HUKUM SUAMI ISTRI BERCERAI TAPI TETAP SATU RUMAH

Assalamu'alikum wr wb. 
Diskripsi maslah:
Afwan, ukhy blh nanya misalkan suaminya udah talak istrinya udah 2kali atau 3 kl itu gimn ya. Tp istrinya masih satu rumh sama Suaminya itu gimn.?

JAWABAN :

Wa’alaikum salam wa rahmatullah wa barakatuh.
الْحَمْدُ للهِ وَالصَّلاَةُ وَالسَّلاَمُ عَلَى رَسُوْلِ اللهِ وَعَلَى آلِهِ وَصَحْبِهِ وَمَنْ وَالاَهُ

“Bolehkah istri yang telah dicerai tinggal satu rumah dengan (mantan) suami?”

Di dalam sebuah literatur Fiqh kontemporer (al-Mausu’ah al-Fiqhiyah al-Kuwaitiyah) dijelaskan bahwa ilmuan dari kalangan madzhab Maliki dan Syafi’i menyatakan bahwa sesungguhnya tidak diperbolehkan bagi laki-laki tinggal (satu rumah) bersama istri yang sedang menjalani masa iddah, mereka tidak membedakan antara istri yang dicerai raja’i dan ba’in kecuali rumah tersebut adalah milik mereka berdua dan diantara mereka terdapat orang yang haram dinikahi (mahram). Ilmuan dari kalangan madzhab Syafi’i mensyaratkan ia (mahram) harus tamyiz serta dapat melihat, baik laik-laki maupun perempuan.
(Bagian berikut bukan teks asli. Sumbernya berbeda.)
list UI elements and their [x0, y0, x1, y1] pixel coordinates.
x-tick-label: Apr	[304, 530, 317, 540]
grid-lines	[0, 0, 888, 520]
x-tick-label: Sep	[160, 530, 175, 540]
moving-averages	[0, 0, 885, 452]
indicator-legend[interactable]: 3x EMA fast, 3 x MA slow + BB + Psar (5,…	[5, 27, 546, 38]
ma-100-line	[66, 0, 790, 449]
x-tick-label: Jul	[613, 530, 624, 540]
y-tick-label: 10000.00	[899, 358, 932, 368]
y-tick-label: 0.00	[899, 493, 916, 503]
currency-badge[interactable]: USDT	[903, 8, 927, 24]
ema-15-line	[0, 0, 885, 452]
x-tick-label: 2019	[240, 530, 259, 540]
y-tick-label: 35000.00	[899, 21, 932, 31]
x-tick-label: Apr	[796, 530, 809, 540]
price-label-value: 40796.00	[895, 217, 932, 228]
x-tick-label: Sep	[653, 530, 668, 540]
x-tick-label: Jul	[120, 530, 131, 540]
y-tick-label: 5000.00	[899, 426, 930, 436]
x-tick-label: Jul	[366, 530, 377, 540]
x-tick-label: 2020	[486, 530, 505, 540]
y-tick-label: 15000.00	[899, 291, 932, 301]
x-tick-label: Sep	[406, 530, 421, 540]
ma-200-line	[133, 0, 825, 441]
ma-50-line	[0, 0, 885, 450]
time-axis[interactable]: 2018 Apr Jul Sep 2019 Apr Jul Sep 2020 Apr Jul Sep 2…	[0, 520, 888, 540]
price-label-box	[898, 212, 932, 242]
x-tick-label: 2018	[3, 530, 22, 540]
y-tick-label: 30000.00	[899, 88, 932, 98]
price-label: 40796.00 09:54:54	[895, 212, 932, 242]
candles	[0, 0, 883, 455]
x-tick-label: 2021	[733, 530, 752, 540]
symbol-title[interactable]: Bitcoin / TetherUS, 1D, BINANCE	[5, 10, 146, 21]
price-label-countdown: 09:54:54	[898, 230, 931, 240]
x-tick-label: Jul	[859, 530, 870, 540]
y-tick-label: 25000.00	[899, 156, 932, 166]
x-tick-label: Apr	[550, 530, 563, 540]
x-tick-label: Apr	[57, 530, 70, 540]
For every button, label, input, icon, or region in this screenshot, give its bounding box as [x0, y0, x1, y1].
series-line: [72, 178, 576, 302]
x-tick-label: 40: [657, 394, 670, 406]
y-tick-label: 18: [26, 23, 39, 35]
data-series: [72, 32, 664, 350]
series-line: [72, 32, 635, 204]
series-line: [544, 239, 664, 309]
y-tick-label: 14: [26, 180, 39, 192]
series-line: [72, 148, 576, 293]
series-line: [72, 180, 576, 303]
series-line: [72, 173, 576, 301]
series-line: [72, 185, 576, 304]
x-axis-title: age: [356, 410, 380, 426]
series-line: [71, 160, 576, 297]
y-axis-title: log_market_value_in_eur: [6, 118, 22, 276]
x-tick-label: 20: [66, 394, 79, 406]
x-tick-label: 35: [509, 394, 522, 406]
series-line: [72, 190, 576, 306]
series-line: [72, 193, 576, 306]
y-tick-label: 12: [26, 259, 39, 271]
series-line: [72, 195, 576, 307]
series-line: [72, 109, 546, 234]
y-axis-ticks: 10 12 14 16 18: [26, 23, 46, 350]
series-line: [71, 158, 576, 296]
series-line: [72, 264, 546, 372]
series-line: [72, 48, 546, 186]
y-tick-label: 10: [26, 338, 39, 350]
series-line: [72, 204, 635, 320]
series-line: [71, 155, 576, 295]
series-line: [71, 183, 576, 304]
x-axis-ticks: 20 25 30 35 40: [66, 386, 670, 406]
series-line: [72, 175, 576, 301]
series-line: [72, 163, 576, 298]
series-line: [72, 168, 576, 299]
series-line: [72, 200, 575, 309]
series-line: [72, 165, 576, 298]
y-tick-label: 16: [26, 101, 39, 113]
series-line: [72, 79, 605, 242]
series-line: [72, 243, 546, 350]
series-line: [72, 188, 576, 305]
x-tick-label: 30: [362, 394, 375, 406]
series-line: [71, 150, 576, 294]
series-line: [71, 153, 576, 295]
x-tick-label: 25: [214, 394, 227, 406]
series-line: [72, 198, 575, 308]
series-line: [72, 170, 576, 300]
Namun jika yang bersama mereka adalah mahram bagi suami, maka disyaratkan ia harus perempuan dan tidak sah jika ia laki-laki.

Prof. DR. Wahbah al Zuhaili di dalam kitabnya (al-Fiqhu al-Islam Wa Adillatuhu) juga menjelaskan bahwa wanita yang berada di dalam talak bain atau tiga, maka wajib ada penutup yang menghalangi antara laki-laki (suami) dan istri yang dicerai. Jika rumah yang ditempati luas, maka istri harus menyendiri dalam sebuah kamar. Dan tidak boleh bagi suami yang telah menceraikannya melihatnya, juga tidak boleh tinggal sekamar dengannya. Namun jika rumah yang ditempati sempit yang hanya memiliki satu kamar, maka suami harus keluar dari rumah tersebut, sedang istri yang telah dicerai tetap tinggal hingga selesai masa iddah, karena menetapnya istri didalam rumah yang mereka huni yang mana istri tersebut diceraikan disitu adalah wajib menurut syara', dan agar tidak terjadi khalwat dengan orang lain (suami yang telah menceraikan).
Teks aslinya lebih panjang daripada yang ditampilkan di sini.